La mia presenza oggi qui vuole testimoniare la vicinanza e il sincero affetto della comunità cristiana per tutti voi malati, ricoverati in questo ospedale, e insieme manifestare la riconoscenza e la gratitudine per quanti se ne prendono cura, ossia verso tutto il complesso e articolato mondo sanitario. Insieme vorrei ricordare anche i sacerdoti cappellani dell’ospedale, per vocazione sempre al fianco di chi soffre.
Durante questa Eucaristia vogliamo affidare al Signore nella preghiera gli oltre 150 medici e infermieri defunti in questo periodo in Italia perché contagiati dalla epidemia del corona virus, insieme al centinaio di sacerdoti, religiosi e religiose che anch’ essi hanno dato la vita in questo periodo, assistendo spiritualmente gli ammalati.
Ci rendiamo conto di essere ùn’ unica famiglia, tutti esposti a fragilità, però gli uni a servizio degli altri, una comunità dove si cammina insieme e si affrontano insieme con responsabilità diverse le situazioni anche molto difficili e dolorose. Non possiamo fare a meno gli uni degli altri, l’apporto di ciascuno è indispensabile, le responsabilità sono condivise.
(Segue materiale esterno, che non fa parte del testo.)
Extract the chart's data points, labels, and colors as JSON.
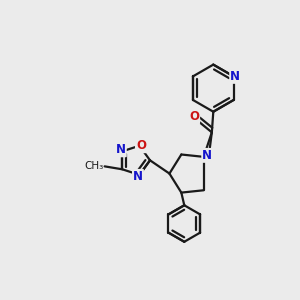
{
  "bg_color": "#ebebeb",
  "bond_color": "#1a1a1a",
  "N_color": "#1414cc",
  "O_color": "#cc1414",
  "fs": 8.5,
  "lw": 1.6,
  "dbo": 0.05,
  "xlim": [
    0,
    10
  ],
  "ylim": [
    0,
    10
  ]
}
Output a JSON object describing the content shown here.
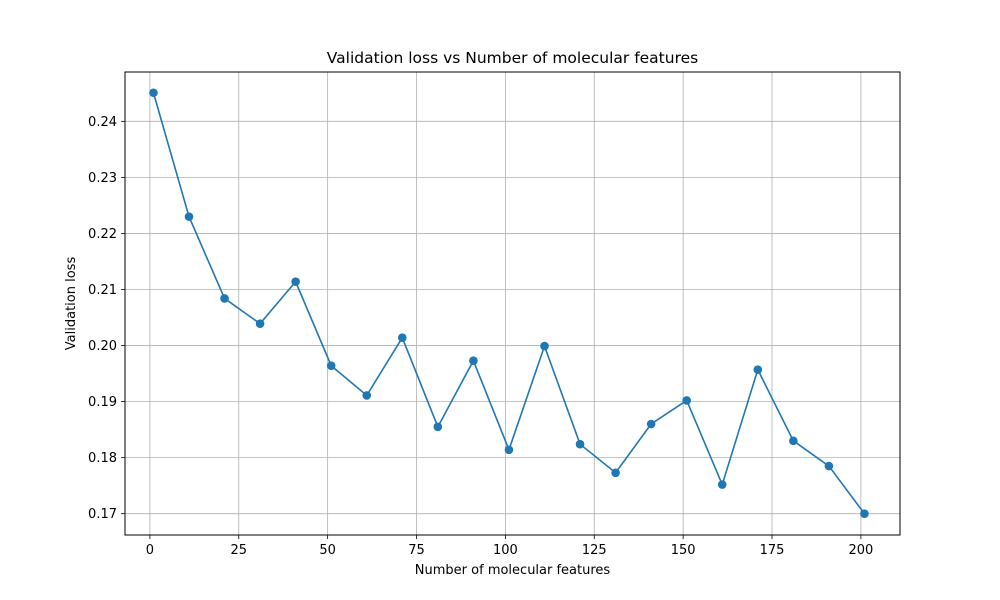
{
  "chart_data": {
    "type": "line",
    "title": "Validation loss vs Number of molecular features",
    "xlabel": "Number of molecular features",
    "ylabel": "Validation loss",
    "xlim": [
      -7,
      211
    ],
    "ylim": [
      0.1662,
      0.2488
    ],
    "xticks": [
      0,
      25,
      50,
      75,
      100,
      125,
      150,
      175,
      200
    ],
    "yticks": [
      0.17,
      0.18,
      0.19,
      0.2,
      0.21,
      0.22,
      0.23,
      0.24
    ],
    "ytick_labels": [
      "0.17",
      "0.18",
      "0.19",
      "0.20",
      "0.21",
      "0.22",
      "0.23",
      "0.24"
    ],
    "grid": true,
    "line_color": "#1f77b4",
    "series": [
      {
        "x": [
          1,
          11,
          21,
          31,
          41,
          51,
          61,
          71,
          81,
          91,
          101,
          111,
          121,
          131,
          141,
          151,
          161,
          171,
          181,
          191,
          201
        ],
        "values": [
          0.2451,
          0.223,
          0.2084,
          0.2039,
          0.2114,
          0.1964,
          0.1911,
          0.2014,
          0.1855,
          0.1973,
          0.1814,
          0.1999,
          0.1824,
          0.1773,
          0.186,
          0.1902,
          0.1752,
          0.1957,
          0.183,
          0.1785,
          0.17
        ]
      }
    ]
  }
}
Siamo vicini gli uni gli altri e insieme ci aiutiamo e ci confortiamo, contando sulla presenza viva del Signore Gesù che cammina con noi, ci sostiene e ci conforta.
La comunità cristiana non è estranea a questa situazione di prova e di sofferenza, anzi è pienamente coinvolta nel condividere le fatiche di ciascuno, nel venire incontro alle
diverse persone che soffrono, che vivono in solitudine, che faticano a livello fisico, spirituale e anche a livello economico.
Per arrivare a tutti, i nostri sacerdoti, nelle nostre parrocchie, hanno cercato ogni forma anche nuova di comunicazione, usando le tecniche offerte dai moderni web.
Si è sprigionata in questo periodo la “fantasia della carità”, che inventa sempre nuove vie pur di venire incontro e di far sperimentare la vicinanza fraterna e la solidarietà che caratterizza la vita della comunità cristiana dentro le singole parrocchie, ma anche dentro le singole case, perché nessuno si senta solo, e goda del conforto, della vicinanza e della solidarietà dei fratelli.
Nella lettura degli Atti degli Apostoli abbiamo ascoltato che al sorgere di una violenta persecuzione i primi cristiani sono stati cacciati da Gerusalemme. “quelli però che si erano dispersi, andarono di luogo in luogo annunciando la Parola”. In questo periodo non abbiamo potuto utilizzare le chiese, ma intanto abbiamo propagato la Parola di Dio diffondendola nelle case, aiutando le famiglie a divenire una piccola chiesa domestica.
Nel Vangelo di oggi Gesù si presenta come colui che è stato mandato dal Padre suo perché gli uomini abbiano la vita, una vita senza fine, perché godano la pienezza della vita. “Perché chiunque vede il Figlio e crede in lui abbia la vita eterna”.
È venuto il tempo di pensare che l’uomo non vive di solo pane (non è solo un essere materiale, destinato alla morte), occorre allargare gli orizzonti, e credere che Dio ci ha creati a sua
immagine, per una vita piena, per un progresso della nostra umanità. Anche l’esperienza del dolore, nostro e degli altri, dovrebbe farci crescere ulteriormente in una umanità finora non pienamente valorizzata, che abbraccia il fisico, lo psichico e insieme lo spirituale.
Dare senso alla vita, domandarsi per chi si vive e credere che il piano di Dio abbraccia orizzonti che ci sorpassano: sono forse domande che interpellano e che vengono alla memoria del cuore ogni volta che siamo in una situazione di debolezza e di fragilità. In quanto figli, siamo chiamati a una vita senza fine, che è pienezza d’amore con i nostri fratelli, ma anche con Dio che è padre di tutti.
Questa comunione con il Signore già la anticipiamo con l’Eucaristia, pane di vita e farmaco di immortalità, ma un giorno ne godremo in pienezza, nei “cieli nuovi e terra nuova” che il Signore ci ha conquistato con la sua morte in croce e risurrezione. Da qui il nostro grazie, avvalorato da questa Eucaristia che stiamo celebrando.